Not some put-on flirty act, not rehearsed coquettish bullshit. An actual, genuine hiccup in speech. Unplanned. Honest. Fucking cute. It hits me dead in the chest—this perfect contrast to the last thirty speed demons who spoke like job interviewers or cult leaders. She’s flushed slightly, trying to laugh it off, and it makes me want to reach across the table and just—hold her hand. Or kiss her. Or tell her that it’s okay. That she doesn’t have to be smooth or perfect because fuck, she already hit the jackpot just by being real.
She slides the card across the table, fingers brushing the edge like it might burn her if she holds on a second longer.
Elle Whitaker.
Phone number. That’s it.
No LinkedIn title. No list of hobbies formatted like a dating résumé. No cutesy quote in italics trying to hint at a “fun side.” Just a name and a number. Direct. Confident. Quietly intimate. It’s like she said this is me without saying a word.
Elle.
Even the name has a softness to it. Elle. One syllable. Elegant. Understated. Like someone who’s probably worn a cashmere sweater while drinking whiskey neat and crying over a book.
I pick up the card carefully, like it might fall apart if I breathe too hard. It’s printed on thick matte stock—subtle, professional, no shine, no frills. Just quality. Everything about it says I’m not here to play games. I’m here if you are.
“Thanks,” I murmur, and it comes out a little rough, like my throat’s still recovering from every emotionally dead-eyed interaction I’ve had tonight.
She smiles again, soft and embarrassed and fucking gorgeous, then stands with a little nod, giving me this last flick of a glance that feels almost bashful.
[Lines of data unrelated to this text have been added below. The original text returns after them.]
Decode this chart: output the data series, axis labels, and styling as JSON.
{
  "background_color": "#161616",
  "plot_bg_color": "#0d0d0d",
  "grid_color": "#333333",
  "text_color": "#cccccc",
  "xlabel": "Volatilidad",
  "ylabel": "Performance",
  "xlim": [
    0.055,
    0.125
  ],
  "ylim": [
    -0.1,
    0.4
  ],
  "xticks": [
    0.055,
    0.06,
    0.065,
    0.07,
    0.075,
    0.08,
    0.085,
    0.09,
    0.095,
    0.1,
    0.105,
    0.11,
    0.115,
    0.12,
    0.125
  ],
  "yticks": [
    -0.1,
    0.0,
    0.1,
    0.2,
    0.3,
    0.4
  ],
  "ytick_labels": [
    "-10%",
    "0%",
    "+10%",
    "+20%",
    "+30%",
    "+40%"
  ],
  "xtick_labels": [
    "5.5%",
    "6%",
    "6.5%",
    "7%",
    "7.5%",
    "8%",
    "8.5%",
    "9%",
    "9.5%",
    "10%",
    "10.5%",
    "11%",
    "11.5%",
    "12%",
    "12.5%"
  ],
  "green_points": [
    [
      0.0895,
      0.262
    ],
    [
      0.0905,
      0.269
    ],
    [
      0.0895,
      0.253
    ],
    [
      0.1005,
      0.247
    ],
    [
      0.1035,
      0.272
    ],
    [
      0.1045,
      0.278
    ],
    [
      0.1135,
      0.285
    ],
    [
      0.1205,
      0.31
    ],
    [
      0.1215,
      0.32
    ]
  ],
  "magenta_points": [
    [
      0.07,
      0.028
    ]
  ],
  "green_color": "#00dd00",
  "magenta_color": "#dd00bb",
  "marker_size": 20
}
Like she’s surprised she actually did it. Gave me her card. Chose me.
Then she’s gone. Walking off into the next circle of Hell, leaving behind her scent—something warm and clean and faintly woodsy, like citrus and cedar and the kind of intimacy that happens with the lights still on.
I sit there for a beat too long. Everyone else is already shifting, standing, preparing for the next round of existential pain, but I’m still holding her name in my hand like it’s a fucking life raft. Elle Whitaker. It feels like a spell.
I slide the card into my wallet. Not the back pocket. Not my jacket. Wallet. Right next to my license. Like it matters.
Because it does.
And for once, I don’t dread the next ding.
Because Elle exists.
And she might—just maybe—give a damn whether I text her tomorrow. Or tonight. Or in two business days.
Fuck business days. I’m texting her the second I get home.